- Born: Boston, Massachusetts, U.S.
- Occupations: Guitarist, bassist, songwriter, composer, producer, musical director
- Years active: 1998–present

= Dory Lobel =

Dory Lobel is an American musician, songwriter, composer and producer. Beginning his professional music career at the age of 18, Lobel is perhaps best known as the lead guitarist and musical director for NBC's The Voice, and performing with multi-platinum recording artists including Backstreet Boys, Colbie Caillat, Jesse McCartney, Hilary Duff and Enrique Iglesias.

==Early life==
Lobel was born February 15, 1980, in Boston, Massachusetts, and raised in Tel-Aviv, Israel. He began studying music at age 3 when he asked his parents to buy him a guitar. Throughout his formative years, Lobel studied piano and attended the Tel-Aviv School of the Arts, where he focused mainly on the visual arts.

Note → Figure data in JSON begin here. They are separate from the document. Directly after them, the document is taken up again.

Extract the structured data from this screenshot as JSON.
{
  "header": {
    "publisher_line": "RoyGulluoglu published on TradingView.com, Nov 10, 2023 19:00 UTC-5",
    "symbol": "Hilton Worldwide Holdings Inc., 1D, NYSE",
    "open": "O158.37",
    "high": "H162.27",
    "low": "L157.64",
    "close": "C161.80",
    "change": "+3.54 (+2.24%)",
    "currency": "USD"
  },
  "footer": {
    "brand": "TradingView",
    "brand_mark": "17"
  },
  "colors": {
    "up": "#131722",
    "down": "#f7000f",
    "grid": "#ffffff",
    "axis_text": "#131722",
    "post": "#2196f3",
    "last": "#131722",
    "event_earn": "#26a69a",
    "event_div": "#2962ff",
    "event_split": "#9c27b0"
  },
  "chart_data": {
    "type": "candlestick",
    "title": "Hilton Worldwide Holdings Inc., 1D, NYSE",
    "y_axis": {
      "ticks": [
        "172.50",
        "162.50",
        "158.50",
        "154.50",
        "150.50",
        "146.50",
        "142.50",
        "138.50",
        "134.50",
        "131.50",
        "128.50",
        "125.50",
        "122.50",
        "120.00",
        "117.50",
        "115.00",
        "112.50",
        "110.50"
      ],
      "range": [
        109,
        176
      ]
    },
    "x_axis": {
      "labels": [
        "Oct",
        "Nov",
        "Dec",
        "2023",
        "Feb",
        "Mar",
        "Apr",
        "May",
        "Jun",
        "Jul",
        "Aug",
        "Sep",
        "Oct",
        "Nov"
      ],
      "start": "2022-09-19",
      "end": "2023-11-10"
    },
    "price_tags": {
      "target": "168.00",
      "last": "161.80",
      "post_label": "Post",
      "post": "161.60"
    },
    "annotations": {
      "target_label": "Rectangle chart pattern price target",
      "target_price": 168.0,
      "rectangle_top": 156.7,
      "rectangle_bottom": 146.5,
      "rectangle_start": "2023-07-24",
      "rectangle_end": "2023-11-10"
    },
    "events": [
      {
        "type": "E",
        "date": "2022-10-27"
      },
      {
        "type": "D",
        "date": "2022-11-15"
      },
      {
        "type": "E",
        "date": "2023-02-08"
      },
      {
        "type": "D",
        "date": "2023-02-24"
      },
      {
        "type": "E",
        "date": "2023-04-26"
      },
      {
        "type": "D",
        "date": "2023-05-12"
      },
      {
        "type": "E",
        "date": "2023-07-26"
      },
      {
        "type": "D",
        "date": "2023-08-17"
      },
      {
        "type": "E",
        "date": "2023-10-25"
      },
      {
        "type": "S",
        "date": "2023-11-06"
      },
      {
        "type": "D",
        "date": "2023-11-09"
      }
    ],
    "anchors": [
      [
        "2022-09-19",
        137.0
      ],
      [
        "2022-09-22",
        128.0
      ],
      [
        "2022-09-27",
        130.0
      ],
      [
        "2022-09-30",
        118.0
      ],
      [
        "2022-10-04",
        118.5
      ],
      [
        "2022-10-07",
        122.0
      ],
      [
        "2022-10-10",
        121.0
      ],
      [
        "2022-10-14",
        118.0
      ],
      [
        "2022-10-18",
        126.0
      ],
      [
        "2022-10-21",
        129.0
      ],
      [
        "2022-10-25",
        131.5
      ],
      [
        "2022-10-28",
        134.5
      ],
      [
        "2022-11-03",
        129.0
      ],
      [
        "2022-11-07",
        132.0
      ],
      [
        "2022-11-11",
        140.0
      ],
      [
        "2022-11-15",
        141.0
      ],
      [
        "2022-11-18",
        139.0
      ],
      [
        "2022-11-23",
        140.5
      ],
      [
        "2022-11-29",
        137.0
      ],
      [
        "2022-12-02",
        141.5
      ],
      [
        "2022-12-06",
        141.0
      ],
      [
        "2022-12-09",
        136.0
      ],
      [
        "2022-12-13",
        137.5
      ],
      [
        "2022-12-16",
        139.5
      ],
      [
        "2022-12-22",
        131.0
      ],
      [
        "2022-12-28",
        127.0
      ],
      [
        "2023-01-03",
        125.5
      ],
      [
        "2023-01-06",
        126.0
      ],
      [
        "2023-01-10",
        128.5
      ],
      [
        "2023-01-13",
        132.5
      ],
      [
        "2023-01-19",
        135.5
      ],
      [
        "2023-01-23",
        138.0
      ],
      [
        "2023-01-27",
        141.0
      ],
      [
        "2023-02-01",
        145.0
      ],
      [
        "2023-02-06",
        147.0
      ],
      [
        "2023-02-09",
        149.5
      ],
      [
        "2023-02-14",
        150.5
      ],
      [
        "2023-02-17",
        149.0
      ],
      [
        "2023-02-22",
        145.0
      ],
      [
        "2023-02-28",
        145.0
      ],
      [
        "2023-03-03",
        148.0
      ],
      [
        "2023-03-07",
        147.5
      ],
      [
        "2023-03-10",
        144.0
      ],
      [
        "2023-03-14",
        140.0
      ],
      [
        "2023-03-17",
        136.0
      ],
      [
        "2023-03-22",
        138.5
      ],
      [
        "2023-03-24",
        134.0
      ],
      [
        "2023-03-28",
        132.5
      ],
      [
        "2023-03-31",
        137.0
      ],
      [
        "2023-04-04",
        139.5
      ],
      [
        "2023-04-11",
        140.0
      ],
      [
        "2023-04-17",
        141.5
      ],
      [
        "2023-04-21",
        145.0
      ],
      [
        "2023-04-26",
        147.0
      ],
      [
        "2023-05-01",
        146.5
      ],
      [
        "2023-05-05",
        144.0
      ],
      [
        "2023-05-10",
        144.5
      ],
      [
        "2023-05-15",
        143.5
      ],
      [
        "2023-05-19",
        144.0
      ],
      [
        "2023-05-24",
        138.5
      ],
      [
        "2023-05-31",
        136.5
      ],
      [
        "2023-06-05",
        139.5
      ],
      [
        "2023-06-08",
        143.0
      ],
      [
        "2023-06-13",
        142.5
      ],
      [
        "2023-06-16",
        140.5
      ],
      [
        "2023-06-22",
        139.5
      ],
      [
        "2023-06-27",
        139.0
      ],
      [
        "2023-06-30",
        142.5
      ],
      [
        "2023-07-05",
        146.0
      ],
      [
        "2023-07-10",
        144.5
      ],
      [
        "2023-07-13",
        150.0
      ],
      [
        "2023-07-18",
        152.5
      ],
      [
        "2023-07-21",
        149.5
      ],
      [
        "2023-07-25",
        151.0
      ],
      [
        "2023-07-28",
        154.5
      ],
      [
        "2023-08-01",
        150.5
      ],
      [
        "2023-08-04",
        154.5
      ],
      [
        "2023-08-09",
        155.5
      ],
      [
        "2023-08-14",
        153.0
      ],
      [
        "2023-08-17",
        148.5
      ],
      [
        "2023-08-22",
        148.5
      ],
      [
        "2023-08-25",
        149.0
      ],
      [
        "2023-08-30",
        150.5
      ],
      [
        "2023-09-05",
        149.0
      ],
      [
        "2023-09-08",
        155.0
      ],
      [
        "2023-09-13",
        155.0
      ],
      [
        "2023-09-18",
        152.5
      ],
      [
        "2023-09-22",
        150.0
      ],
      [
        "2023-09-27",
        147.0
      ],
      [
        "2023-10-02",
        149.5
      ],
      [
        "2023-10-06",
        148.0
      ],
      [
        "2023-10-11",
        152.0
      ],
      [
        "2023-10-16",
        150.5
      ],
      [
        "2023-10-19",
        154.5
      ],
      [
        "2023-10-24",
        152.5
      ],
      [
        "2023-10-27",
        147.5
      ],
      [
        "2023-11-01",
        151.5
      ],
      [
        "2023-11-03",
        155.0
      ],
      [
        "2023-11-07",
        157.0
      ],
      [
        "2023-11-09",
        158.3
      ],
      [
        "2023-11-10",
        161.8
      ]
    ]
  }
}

At age 13, Lobel began taking lessons with a local guitar instructor, and after several years of private lessons, he started learning music directly from his record collection studying the styles of guitar greats such as Jeff Beck, Jimi Hendrix and Albert King and artists such as Stevie Wonder, Earth, Wind & Fire, and Pink Floyd.

==Career==
In 1998, at the age of 18, Lobel began playing guitar at local rock clubs and teaching guitar privately five days a week. Living in Israel at the time, he was drafted to the Israel Defense Forces for the mandatory service period of three years, and served at the research department of the Military Intelligence Corps. Towards the end of his military service, Lobel landed the guitar spot in the house-band of a successful R&B club. The musicians in the band were some of the most successful and well-known session musicians in Israel who kept him working and performing in different projects throughout the following year.

In 2003, Lobel moved to Los Angeles and enrolled in the world-renowned guitar program at Hollywood's Musician's Institute. On his first day at Musician's Institute, Lobel took his placement tests and tested out of the first 12 months of the 18 month long program and started his studies directly in the Professional Guitar Program, which allowed him to finish the courses in only six months. In 2004, Lobel was hired to play guitar on Jesse McCartney's Beautiful Soul Tour which led to the opportunity for him to co-write and perform 11 of the 12 songs on Jesse McCartney's 2006 album Right Where You Want Me (Hollywood Records), which debuted at number 15 on the U.S. Billboard 200, scoring top 10 spots in Europe and Asia.

Lobel has performed all over the world playing for multi-platinum selling artists including, Jesse McCartney, Enrique Iglesias and the Backstreet Boys. He has played on television shows including The Tonight Show with Jay Leno, Good Morning America, MTV's Total Request Live, The View, Ellen, Regis & Kelly, U-Pick Live, All That, Access Hollywood, and The Megan Mullally Show. As a composer and songwriter he has worked for companies such as NBC, Sony, Hollywood Records and EMI.

As of 2024, Dory is the musical director and lead guitarist for The Voice.

==Personal life==
Before achieving success with his musical career in the United States, Lobel had planned to one day return to Israel to study psychology and philosophy at Tel Aviv University. When he is not touring, Lobel works full-time in Los Angeles as a songwriter/producer and currently lives in Hollywood where his studio is located.